Iqaluit-Nuuk service ready for June 15 take-off
“We’re pretty confident there will be a need for this route”

The airport at Nuuk, Greenland. After June 15, you’ll be able to fly direct from Iqaluit to Nuuk and back on Air Greenland. (PHOTO BY JANE GEORGE)
Soon people in Iqaluit will regularly spot Air Greenland’s bright red airplanes flying in and out of the city’s airport.
Flights between iqaluit and Nuuk, scheduled for Mondays and Fridays, will start June 15 and run until Sept. 3.
To fly from Iqaluit to Nuuk, expect to pay $748 for a one-way trip on a 34-seat Dash-8 aircraft.
The flight will last about an hour and 45 minutes to Nuuk.

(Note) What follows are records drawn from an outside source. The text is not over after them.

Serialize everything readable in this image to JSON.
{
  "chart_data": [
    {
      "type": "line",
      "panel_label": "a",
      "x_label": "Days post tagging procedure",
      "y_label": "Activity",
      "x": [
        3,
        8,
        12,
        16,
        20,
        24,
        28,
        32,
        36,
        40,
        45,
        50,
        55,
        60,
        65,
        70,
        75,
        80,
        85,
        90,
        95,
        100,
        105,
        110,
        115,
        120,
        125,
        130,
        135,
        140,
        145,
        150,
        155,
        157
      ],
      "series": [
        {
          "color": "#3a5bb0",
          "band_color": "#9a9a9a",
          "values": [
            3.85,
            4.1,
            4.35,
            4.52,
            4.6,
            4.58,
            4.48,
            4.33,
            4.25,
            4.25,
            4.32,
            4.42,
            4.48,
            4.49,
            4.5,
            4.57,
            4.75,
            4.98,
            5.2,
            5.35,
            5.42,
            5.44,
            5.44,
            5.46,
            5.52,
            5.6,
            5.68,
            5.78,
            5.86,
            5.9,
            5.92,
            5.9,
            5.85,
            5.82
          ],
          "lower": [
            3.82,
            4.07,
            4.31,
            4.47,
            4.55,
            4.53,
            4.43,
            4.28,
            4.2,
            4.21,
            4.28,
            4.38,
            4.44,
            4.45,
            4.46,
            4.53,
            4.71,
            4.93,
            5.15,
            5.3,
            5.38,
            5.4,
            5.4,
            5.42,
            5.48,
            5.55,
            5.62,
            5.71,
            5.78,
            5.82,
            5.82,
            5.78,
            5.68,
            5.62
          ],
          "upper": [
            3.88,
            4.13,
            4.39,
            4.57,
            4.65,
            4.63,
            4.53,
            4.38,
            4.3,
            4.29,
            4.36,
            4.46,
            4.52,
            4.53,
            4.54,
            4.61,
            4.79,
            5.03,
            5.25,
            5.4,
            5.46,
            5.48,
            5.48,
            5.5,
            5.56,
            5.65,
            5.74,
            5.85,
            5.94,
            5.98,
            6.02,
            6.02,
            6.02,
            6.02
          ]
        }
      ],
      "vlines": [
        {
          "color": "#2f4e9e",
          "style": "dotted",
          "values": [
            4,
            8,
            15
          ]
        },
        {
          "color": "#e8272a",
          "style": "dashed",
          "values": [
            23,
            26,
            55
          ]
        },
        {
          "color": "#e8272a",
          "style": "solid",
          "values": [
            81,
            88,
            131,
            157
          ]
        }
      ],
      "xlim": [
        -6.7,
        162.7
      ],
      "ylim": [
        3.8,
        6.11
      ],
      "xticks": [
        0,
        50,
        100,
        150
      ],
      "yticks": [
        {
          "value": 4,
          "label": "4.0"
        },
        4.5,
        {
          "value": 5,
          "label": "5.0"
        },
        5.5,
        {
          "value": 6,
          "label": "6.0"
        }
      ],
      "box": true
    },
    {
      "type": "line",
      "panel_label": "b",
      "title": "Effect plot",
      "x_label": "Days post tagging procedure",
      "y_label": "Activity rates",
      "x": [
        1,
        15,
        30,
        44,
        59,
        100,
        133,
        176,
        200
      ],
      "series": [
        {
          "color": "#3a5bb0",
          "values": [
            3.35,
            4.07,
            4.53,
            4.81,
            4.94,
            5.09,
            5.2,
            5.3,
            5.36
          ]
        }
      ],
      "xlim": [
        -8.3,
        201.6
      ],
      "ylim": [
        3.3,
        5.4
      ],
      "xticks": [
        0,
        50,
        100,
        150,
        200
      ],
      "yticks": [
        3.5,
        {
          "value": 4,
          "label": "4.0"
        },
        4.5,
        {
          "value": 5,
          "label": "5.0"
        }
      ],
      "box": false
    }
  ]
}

That’s about three days shorter than the route you now need to take, from Iqaluit to Ottawa, and then to Nuuk via Copenhagen or Reykjavik.
With the new flight, it will take less than six hours to get from Ottawa to Nuuk, said Air Greenland chief communications spokesperson Christian Keldsen.
The service will be extended beyond the 11-week trial period if the demand is great enough, he said.
Air Greenland and First Air plan to work on a code sharing system for the new flights. This means that each company will share the same flight, but operate under one aircraft. This will allow travellers orginating in Canada to book flights from major Canadian cities to Greenland in one booking, or for Greenlanders to fly directly to southern Canada.
Flights from Ottawa many now be made to Nuuk under one booking.
But passengers will have to switch planes from First Air to Air Greenland once they’re in Iqaluit.
Keldsen said the Iqaluit-Nuuk flights have encouraged North American companies to invest in mining exploration projects in northern Greenland, where oil companies also plan to continue seismic work this summer.
And although the demand for passenger flights from Iqaluit to Nuuk isn’t as high as Air Greenland had been hoping, Keldsen said business will definitely pick up in mid-summer when mining companies receive permits to explore in Greenland.
“We’re pretty confident there will be a need for this route,” Keldsen said.
The Nuuk airport has “more or less everything in place” for the new flights coming in, he said.
Ed Picco, First Air’s director of government affairs in the eastern Arctic, said the Iqaluit airport is ready to supply the customs checks that will be required for passengers flying in and out of Canada.
“The Canadian Border Services Agency has an officer for customs, and that is in place here in Iqaluit, as it is an international airport,” said Picco.
This is the first time since 2001 that there’s been an air link between Nunavut and Greenland.
In 2001, First Air stopped their weekly jet service between Iqaluit and Kangerlussuaq.
Air Greenland was scheduled to begin a route between Nuuk and Iqaluit in 2010, but those plans were dropped.
An earlier attempt to establish jet service between Greenland and the United States in 2008 also failed.